Mirian se abriu num maravilhoso sorriso e seus olhos verdes brilharam. Ela me abraçou dizendo:

- “Odete... Você é muito mais que uma irmã! Eu juro que jamais pensei em roubar o seu noivo... Mas o nosso coração é imprevisível... Se pudéssemos mandar nele... Mas agora isso é impossível. Hans e eu nos amamos de verdade e nossa felicidade será o casamento. Vamos nos casar o mais breve possível.”

E eu, com o coração sangrando, morrendo por dentro a cada palavra, mas sempre coberta pelo manto da indiferença, ainda fui mais longe para completar a felicidade de minha irmãzinha:

- “E o meu presente de casamento será a casa de pedras com o seu jardim de rosas... meu enxoval completo e meu vestido de noiva. E faço questão que vocês aceitem.”

E eles, como era de se esperar, aceitaram o meu grande, o meu imenso presente de casamento. Afinal, eu passaria boa parte de minha vida vivendo exclusivamente para minha irmãzinha. Não seria justo, não seria humano, se eu me negasse a prestar-lhe agora a minha ajuda em seu casamento.

E o grande dia chegou.

Mirian parecia uma princesa ao entra na humilde igrejinha de nossa cidade. Toda de branco, os longos cabelos entrelaçados por flores de laranjeira e uma longa cauda em seu vestido esvoaçante. Hans a esperava emocionado junto ao altar. E Padre Augusto, pobre amigo, fez toda a cerimônia com lágrimas na voz.

Houve uma grande festa no clube da cidade, onde todos os conhecidos estavam presentes. Houve música até a madrugada do dia seguinte.
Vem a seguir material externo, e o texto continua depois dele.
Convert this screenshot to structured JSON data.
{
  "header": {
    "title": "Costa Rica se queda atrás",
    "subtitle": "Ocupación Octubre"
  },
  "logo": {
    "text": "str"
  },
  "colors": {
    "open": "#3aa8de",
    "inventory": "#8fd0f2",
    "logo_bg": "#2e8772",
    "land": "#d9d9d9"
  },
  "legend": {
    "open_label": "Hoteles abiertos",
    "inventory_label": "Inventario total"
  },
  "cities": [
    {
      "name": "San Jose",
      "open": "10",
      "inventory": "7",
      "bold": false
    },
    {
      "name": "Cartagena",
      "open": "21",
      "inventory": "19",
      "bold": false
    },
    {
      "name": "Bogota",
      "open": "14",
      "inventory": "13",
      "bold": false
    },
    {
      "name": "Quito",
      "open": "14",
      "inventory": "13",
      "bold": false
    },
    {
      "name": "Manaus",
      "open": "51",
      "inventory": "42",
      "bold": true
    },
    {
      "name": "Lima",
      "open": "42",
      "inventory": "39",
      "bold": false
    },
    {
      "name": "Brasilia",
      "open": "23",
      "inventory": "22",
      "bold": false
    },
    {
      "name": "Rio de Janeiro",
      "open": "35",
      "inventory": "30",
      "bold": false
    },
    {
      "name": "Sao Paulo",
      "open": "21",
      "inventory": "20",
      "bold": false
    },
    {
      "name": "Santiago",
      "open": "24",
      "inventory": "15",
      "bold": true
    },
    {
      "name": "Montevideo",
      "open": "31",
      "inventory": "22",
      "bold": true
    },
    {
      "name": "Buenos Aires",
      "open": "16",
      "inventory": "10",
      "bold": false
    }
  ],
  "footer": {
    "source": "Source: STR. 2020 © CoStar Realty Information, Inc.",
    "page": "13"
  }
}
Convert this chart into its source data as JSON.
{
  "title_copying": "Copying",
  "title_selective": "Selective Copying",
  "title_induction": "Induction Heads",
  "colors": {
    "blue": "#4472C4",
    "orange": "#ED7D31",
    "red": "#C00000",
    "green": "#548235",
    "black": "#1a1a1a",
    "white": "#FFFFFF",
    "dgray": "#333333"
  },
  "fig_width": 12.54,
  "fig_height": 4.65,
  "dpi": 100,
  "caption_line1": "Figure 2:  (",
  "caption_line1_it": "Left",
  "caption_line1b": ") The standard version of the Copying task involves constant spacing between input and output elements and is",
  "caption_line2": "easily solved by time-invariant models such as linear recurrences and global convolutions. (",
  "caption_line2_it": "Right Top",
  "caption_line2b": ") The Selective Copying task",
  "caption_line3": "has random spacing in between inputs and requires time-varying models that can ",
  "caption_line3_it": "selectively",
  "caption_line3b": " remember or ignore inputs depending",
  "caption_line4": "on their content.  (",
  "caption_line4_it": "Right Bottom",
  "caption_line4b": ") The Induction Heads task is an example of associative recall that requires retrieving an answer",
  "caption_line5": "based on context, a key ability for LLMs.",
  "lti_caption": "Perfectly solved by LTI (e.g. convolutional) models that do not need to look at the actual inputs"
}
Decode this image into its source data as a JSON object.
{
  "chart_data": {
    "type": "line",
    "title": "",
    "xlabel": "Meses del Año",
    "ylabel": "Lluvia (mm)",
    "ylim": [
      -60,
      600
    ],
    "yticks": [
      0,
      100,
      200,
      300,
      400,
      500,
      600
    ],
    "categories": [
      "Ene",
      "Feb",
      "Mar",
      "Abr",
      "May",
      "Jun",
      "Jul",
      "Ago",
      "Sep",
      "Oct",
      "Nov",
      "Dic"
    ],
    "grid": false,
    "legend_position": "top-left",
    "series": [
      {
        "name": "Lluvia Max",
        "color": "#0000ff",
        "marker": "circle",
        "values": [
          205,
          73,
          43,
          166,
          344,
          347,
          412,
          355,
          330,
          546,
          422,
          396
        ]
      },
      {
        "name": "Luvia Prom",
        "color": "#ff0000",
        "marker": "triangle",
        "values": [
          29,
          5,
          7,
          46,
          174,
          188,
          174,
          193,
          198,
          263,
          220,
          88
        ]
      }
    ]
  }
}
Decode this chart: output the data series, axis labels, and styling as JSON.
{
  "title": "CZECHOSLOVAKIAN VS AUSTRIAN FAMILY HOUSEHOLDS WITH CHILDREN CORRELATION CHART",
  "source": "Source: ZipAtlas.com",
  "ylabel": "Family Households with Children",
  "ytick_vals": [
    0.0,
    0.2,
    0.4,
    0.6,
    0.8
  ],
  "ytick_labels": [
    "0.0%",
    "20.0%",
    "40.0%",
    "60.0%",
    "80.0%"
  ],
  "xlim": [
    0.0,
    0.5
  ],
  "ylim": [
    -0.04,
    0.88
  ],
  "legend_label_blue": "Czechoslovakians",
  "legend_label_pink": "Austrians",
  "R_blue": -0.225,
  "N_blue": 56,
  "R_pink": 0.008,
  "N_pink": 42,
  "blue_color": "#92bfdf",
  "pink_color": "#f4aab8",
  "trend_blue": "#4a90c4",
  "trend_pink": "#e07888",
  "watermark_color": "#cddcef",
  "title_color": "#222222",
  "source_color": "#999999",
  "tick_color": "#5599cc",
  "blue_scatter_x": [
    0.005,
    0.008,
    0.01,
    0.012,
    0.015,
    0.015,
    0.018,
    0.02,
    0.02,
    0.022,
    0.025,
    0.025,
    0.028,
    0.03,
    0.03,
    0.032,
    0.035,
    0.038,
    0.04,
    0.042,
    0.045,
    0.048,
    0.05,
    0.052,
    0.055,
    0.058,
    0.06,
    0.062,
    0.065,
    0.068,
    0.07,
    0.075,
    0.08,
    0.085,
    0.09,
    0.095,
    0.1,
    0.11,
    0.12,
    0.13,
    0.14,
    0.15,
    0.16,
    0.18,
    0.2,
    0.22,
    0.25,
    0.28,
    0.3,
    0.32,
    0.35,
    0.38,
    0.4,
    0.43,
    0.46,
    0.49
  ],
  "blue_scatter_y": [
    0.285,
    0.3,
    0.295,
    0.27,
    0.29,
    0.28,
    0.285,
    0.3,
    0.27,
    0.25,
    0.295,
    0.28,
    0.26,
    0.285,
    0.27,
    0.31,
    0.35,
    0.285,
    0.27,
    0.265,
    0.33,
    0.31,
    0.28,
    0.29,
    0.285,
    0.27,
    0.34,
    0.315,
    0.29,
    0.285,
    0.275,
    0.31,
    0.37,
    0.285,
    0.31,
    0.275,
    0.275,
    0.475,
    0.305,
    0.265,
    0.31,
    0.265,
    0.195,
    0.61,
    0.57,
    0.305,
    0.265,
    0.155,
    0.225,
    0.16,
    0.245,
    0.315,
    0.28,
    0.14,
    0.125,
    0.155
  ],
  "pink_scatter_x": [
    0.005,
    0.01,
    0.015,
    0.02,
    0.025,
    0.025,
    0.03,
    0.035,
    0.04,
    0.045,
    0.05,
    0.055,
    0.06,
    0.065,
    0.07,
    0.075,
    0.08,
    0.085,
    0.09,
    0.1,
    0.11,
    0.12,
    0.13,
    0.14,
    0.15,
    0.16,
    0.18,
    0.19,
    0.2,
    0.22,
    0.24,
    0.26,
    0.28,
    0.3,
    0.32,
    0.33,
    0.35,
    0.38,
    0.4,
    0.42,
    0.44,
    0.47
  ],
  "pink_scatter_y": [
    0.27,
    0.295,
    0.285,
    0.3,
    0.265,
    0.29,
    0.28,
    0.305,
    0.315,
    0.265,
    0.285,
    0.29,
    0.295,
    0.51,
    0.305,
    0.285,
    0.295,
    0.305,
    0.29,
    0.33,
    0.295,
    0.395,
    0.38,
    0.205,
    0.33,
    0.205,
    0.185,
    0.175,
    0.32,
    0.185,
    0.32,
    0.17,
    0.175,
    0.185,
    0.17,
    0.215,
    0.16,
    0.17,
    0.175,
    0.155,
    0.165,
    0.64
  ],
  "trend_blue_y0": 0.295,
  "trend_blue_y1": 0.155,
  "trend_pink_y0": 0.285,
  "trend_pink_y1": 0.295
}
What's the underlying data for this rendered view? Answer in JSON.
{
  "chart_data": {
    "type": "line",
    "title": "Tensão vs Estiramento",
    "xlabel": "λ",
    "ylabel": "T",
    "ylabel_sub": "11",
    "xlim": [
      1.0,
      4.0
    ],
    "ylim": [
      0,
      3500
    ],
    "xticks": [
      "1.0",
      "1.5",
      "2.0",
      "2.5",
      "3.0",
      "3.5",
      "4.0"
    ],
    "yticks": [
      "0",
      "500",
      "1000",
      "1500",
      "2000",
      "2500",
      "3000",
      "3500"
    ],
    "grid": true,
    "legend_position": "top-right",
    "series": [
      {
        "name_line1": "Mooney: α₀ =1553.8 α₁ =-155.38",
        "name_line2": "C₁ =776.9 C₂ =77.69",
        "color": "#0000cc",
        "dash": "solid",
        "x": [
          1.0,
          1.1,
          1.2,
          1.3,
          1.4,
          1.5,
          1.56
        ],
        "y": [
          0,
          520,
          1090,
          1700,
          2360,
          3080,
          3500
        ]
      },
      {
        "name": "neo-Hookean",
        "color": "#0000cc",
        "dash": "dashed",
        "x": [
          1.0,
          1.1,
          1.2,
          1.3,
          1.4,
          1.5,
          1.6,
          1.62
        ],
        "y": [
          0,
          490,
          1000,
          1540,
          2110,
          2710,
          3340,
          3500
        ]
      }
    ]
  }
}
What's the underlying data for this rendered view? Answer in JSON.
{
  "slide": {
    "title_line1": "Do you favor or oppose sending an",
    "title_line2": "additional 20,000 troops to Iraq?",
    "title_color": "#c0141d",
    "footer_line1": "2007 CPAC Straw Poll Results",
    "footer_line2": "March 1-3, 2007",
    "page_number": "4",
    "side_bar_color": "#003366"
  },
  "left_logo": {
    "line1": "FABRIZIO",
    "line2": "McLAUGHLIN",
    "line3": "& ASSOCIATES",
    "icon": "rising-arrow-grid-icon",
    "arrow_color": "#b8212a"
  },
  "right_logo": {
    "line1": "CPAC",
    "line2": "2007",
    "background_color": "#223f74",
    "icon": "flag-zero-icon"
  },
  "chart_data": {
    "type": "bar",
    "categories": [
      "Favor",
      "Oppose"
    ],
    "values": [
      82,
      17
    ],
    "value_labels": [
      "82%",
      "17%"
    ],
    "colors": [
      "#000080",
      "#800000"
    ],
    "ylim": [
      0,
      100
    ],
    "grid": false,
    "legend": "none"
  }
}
Minha irmã e meu cunhado pretendiam passar a lua de mel na Alemanha, terra natal de Hans. Mas pernoitariam em sua casa de pedras e somente no dia seguinte, pela manhã, embarcariam.

E assim foi feito.

No dia seguinte, logo que o sol nasceu festivo e radioso, Raimundo, um dos serviçais de Hans atravessou com o barco o rio que separava a cidade da casa de pedras. Ia buscá-los para os levar até a estação rodoviária. De lá, iriam à Capital e embarcariam no avião do meio-dia para a Alemanha.

Foi Raimundo, que algumas horas depois, alarmado, chamou todo mundo da cidade e foi aí que tomamos conhecimento do acontecimento horripilante.

Quando Raimundo chegou na casa de pedras, chamou muito. Não sendo atendido, pressentindo alguma coisa, arrombou a porta da sala e entrou na casa. Na sala, intactas, as malas prontas para a grande viagem de lua de mel. Quando chegou ao quarto do jovem casal... recuou estarrecido. Na cama, ainda vestida de noiva, estava minha adorada irmãzinha Mirian... morta! No chão, Hans estava morto, ainda segurando o revólver e o sangue lhe escorrendo a cabeça. Aos pés da cama, aquela cobra horrorosa, morta, por um tiro. Deduziram todos, que a cobra peçonhenta se encontrava na cama do casal e Mirian, ao deitar, fora picada por ela. Hans, de posse do revólver, matara a serpente, mas ao ver a amada morta, se suicidou com um tiro na cabeça.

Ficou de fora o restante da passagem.